Il “brusco” trasferimento dell’Archivio di Stato da Messina a Catania non è questione destinata ad andare in archivio. Mentre il comitato, nato con il preciso compito di difendere il patrimonio culturale e storico della città dello Stretto, continua a vigilare sulla promessa di restituire una sede sicura al “tesoro cartaceo” nella sua sede naturale, la senatrice Dafne Musolino apre un nuovo fronte politico ed presenta un interrogazione al Ministro della Cultura Alessandro Giuli.
La Senatrice di Italia Viva ha informato il ministro rispetto all’iter “distratto” che ha portato alla scadenza del contratto d’affitto per l’immobile di Via Avellino.

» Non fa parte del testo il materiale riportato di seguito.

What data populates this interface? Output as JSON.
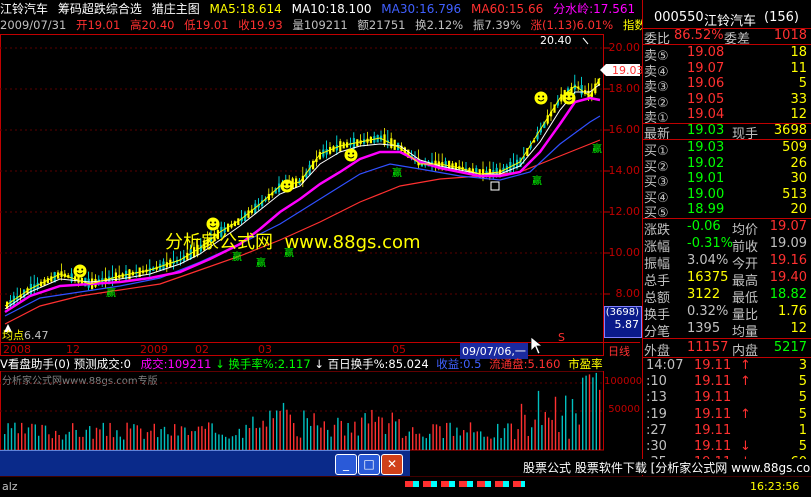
{
  "header": {
    "stock_name": "江铃汽车",
    "formula_name": "筹码超跌综合选",
    "main_chart": "猎庄主图",
    "ma5": "MA5:18.614",
    "ma10": "MA10:18.100",
    "ma30": "MA30:16.796",
    "ma60": "MA60:15.66",
    "watershed": "分水岭:17.561",
    "day_label": "日",
    "date": "2009/07/31",
    "open": "开19.01",
    "high": "高20.40",
    "low": "低19.01",
    "close": "收19.93",
    "volume": "量109211",
    "amount": "额21751",
    "turnover": "换2.12%",
    "amplitude": "振7.39%",
    "change": "涨(1.13)6.01%",
    "indicator": "指数"
  },
  "main_chart": {
    "price_ticks": [
      "20.00",
      "18.00",
      "16.00",
      "14.00",
      "12.00",
      "10.00",
      "8.00"
    ],
    "peak_label": "20.40",
    "low_label": "6.47",
    "low_prefix": "均点",
    "current_price": "19.03",
    "watermark": "分析家公式网  www.88gs.com",
    "date_labels": [
      "2008",
      "12",
      "2009",
      "02",
      "03",
      "05",
      "09/07/06,一"
    ],
    "volume_box_top": "(3698)",
    "volume_box_bottom": "5.87",
    "s_marker": "S",
    "day_line_label": "日线",
    "signal_label": "赢"
  },
  "sub_chart": {
    "title": "V看盘助手(0) 预测成交:0",
    "volume": "成交:109211",
    "turnover_rate": "换手率%:2.117",
    "hundred_day": "百日换手%:85.024",
    "income": "收益:0.5",
    "float": "流通盘:5.160",
    "pe": "市盈率",
    "watermark": "分析家公式网www.88gs.com专版",
    "vol_ticks": [
      "100000",
      "50000"
    ]
  },
  "right_panel": {
    "code": "000550",
    "name": "江铃汽车",
    "count": "(156)",
    "wei_bi": "委比",
    "wei_bi_value": "86.52%",
    "wei_cha": "委差",
    "wei_cha_value": "1018",
    "sell": [
      {
        "label": "卖⑤",
        "price": "19.08",
        "vol": "18"
      },
      {
        "label": "卖④",
        "price": "19.07",
        "vol": "11"
      },
      {
        "label": "卖③",
        "price": "19.06",
        "vol": "5"
      },
      {
        "label": "卖②",
        "price": "19.05",
        "vol": "33"
      },
      {
        "label": "卖①",
        "price": "19.04",
        "vol": "12"
      }
    ],
    "last_label": "最新",
    "last_value": "19.03",
    "now_label": "现手",
    "now_value": "3698",
    "buy": [
      {
        "label": "买①",
        "price": "19.03",
        "vol": "509"
      },
      {
        "label": "买②",
        "price": "19.02",
        "vol": "26"
      },
      {
        "label": "买③",
        "price": "19.01",
        "vol": "30"
      },
      {
        "label": "买④",
        "price": "19.00",
        "vol": "513"
      },
      {
        "label": "买⑤",
        "price": "18.99",
        "vol": "20"
      }
    ],
    "stats": [
      {
        "l1": "涨跌",
        "v1": "-0.06",
        "l2": "均价",
        "v2": "19.07"
      },
      {
        "l1": "涨幅",
        "v1": "-0.31%",
        "l2": "前收",
        "v2": "19.09"
      },
      {
        "l1": "振幅",
        "v1": "3.04%",
        "l2": "今开",
        "v2": "19.16"
      },
      {
        "l1": "总手",
        "v1": "16375",
        "l2": "最高",
        "v2": "19.40"
      },
      {
        "l1": "总额",
        "v1": "3122",
        "l2": "最低",
        "v2": "18.82"
      },
      {
        "l1": "换手",
        "v1": "0.32%",
        "l2": "量比",
        "v2": "1.76"
      },
      {
        "l1": "分笔",
        "v1": "1395",
        "l2": "均量",
        "v2": "12"
      }
    ],
    "outer_label": "外盘",
    "outer_value": "11157",
    "inner_label": "内盘",
    "inner_value": "5217",
    "ticks": [
      {
        "time": "14:07",
        "price": "19.11",
        "arrow": "↑",
        "vol": "3"
      },
      {
        "time": ":10",
        "price": "19.11",
        "arrow": "↑",
        "vol": "5"
      },
      {
        "time": ":13",
        "price": "19.11",
        "arrow": "",
        "vol": "5"
      },
      {
        "time": ":19",
        "price": "19.11",
        "arrow": "↑",
        "vol": "5"
      },
      {
        "time": ":27",
        "price": "19.11",
        "arrow": "",
        "vol": "1"
      },
      {
        "time": ":30",
        "price": "19.11",
        "arrow": "↓",
        "vol": "5"
      },
      {
        "time": ":35",
        "price": "19.11",
        "arrow": "↓",
        "vol": "60"
      }
    ],
    "clock": "16:23:56"
  },
  "taskbar": {
    "minimize": "_",
    "maximize": "□",
    "close": "✕",
    "status_left": "alz"
  },
  "banner_text": "股票公式 股票软件下载 [分析家公式网 www.88gs.com]",
  "colors": {
    "grid_red": "#c00000",
    "price_red": "#ff3030",
    "price_green": "#00ff00",
    "yellow": "#ffff00",
    "cyan": "#00ffff",
    "magenta": "#ff00ff",
    "ma_white": "#ffffff"
  }
}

A seguire ha chiesto di sapere:
a che punto siano le trattative per l’acquisto o l’affitto dell’istituto Don Bosco, o di altra sede ritenuta idonea ad accogliere l’archivio di Stato di Messina;
per quale motivo, nonostante la disdetta del contratto comunicata nel 2020 e la scadenza del 1° gennaio 2022, non sia stata avviata fin dal 2022 un’effettiva pianificazione per reperire una sede alternativa, evitando così l’attuale situazione di emergenza;
se esista già un contratto di acquisto o di locazione e, in tal caso, quali siano i tempi stimati per gli eventuali lavori di adeguamento necessari a rendere i locali conformi ai requisiti archivistici; se il Ministero della cultura abbia preso in considerazione sedi diverse dall’istituto Don Bosco, in particolare gli immobili dell’ex Poste-Ferrovie di via Torino, dell’ex ospedale Margherita, o altre strutture pubbliche disponibili sul
territorio.
Da rappresentante dell’opposizione, anche a Messina, la senatrice Musolino non ha mancato di sottolineare la presunta inerzia dell’amministrazione del sindaco Federico Basile. Adesso si attende anche la risposta del Ministro rispetto ad un inter che dovrebbe essere sulla sua scrivania.